Genesis 9:6 Updated American Standard Version (UASV)
6 “Whoever sheds man’s blood,
By man his blood shall be shed,
For in the image of God
he made man.
Exodus 21:12 Updated American Standard Version (UASV)
12 “He who strikes a man so that he dies shall be put to death.
As can be seen from the above, the penalty for willfully taking the life of another is the death penalty. We see from the account concerning Cain that he not only did not receive the death penalty for murdering his brother Abel, but he was given protection from anyone seeking to avenge that murder.―Genesis 4:15.

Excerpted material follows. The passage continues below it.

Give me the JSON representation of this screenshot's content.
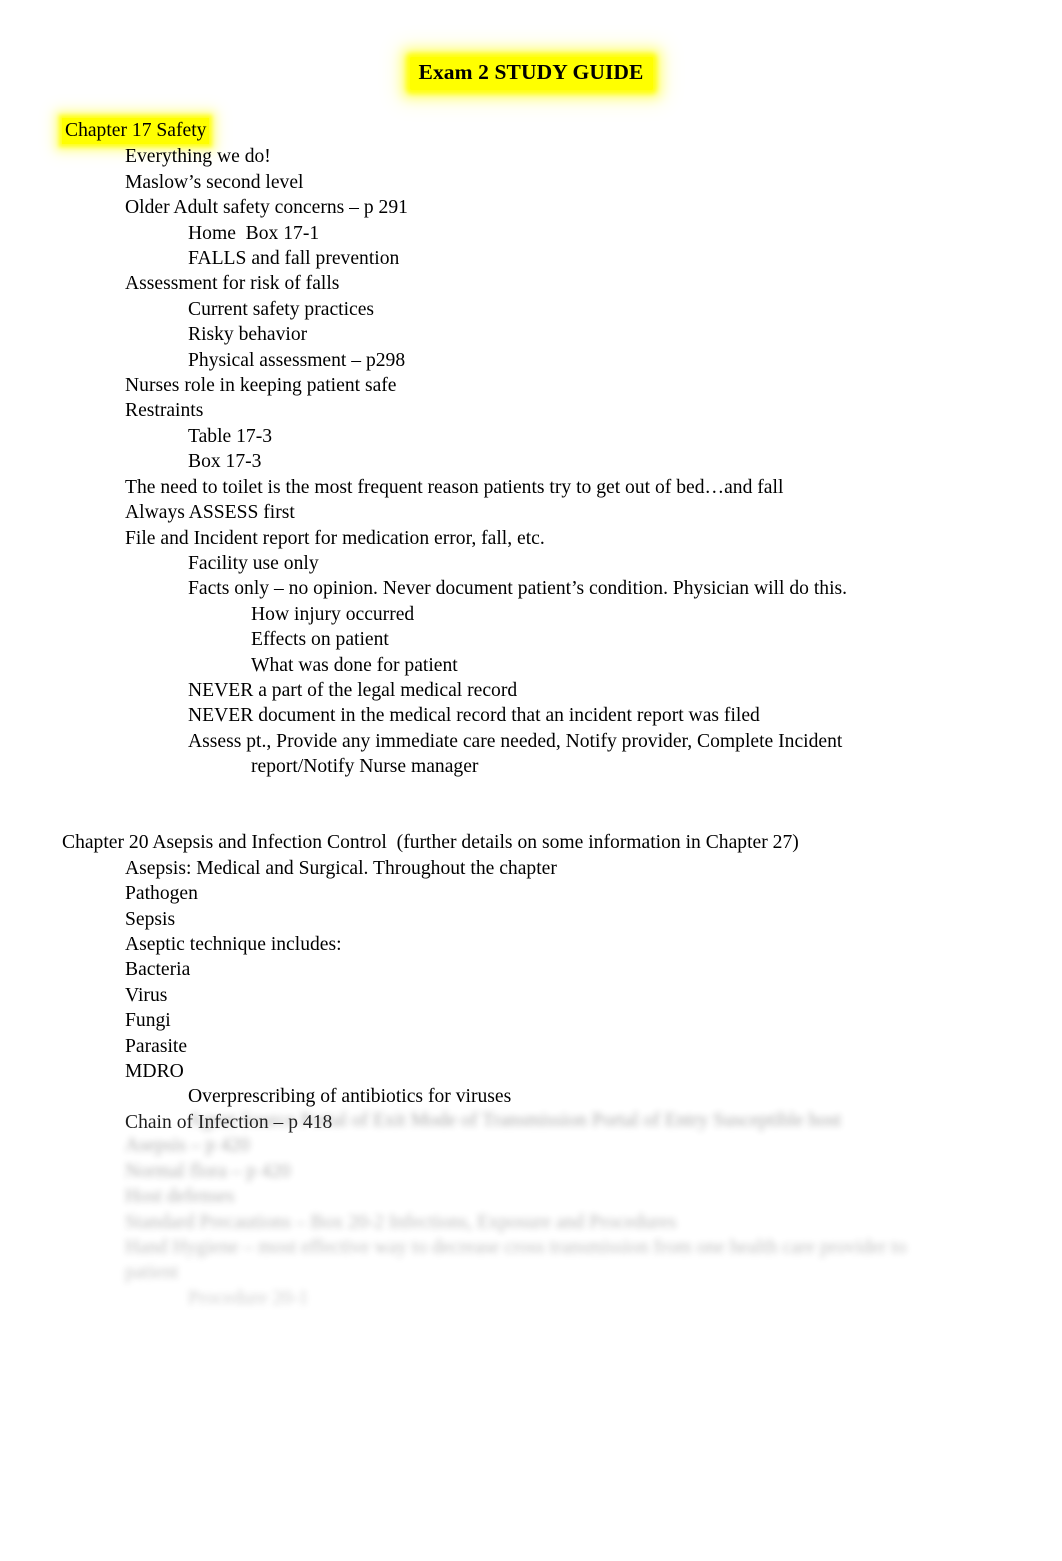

At first glance, this may seem like an inconsistency on the part of Jehovah’s justice, but it is not. There are multiple reasons as to why Cain did not receive the death penalty. At the time of this murder, God had not established the death penalty for the murder of another. (Rom 13:1-4) It was only after, “the LORD saw that the wickedness of man was great in the earth, and that every intention of the thoughts of his heart was only evil continually.” (Gen 6:5) After the destruction of the Nephilim and wicked man by means of the flood, did God say, “”Whoever sheds the blood of man, by man shall his blood be shed . . .”―Genesis 9:6.
Jehovah is the giver of life and death, and he rightly chose to give Cain a life sentence of banishment. (Deut. 32:39) However, God did express his thoughts that Cain was worthy of death. Jehovah said, “What have you done? The voice of your brother’s blood is crying to me from the ground.” (Gen. 4:10) Even Cain himself knew that death was the possibility, and asked Jehovah for protection. Cain said to the Jehovah, “My punishment is greater than I can bear. Behold, you have driven me today away from the ground, and from your face, I shall be hidden. I shall be a fugitive and a wanderer on the earth, and whoever finds me will kill me.” (Gen. 4:13-14) In addition, the death penalty then was made known as an option, for the taking of a life, as Jehovah said, “If anyone kills Cain, vengeance shall be taken on him sevenfold.” (Gen. 4:15) Therefore, due to mitigating circumstances, Cain is the exception to the rule, and cannot be used against the justice of the death penalty that was to become a part of human law after the flood.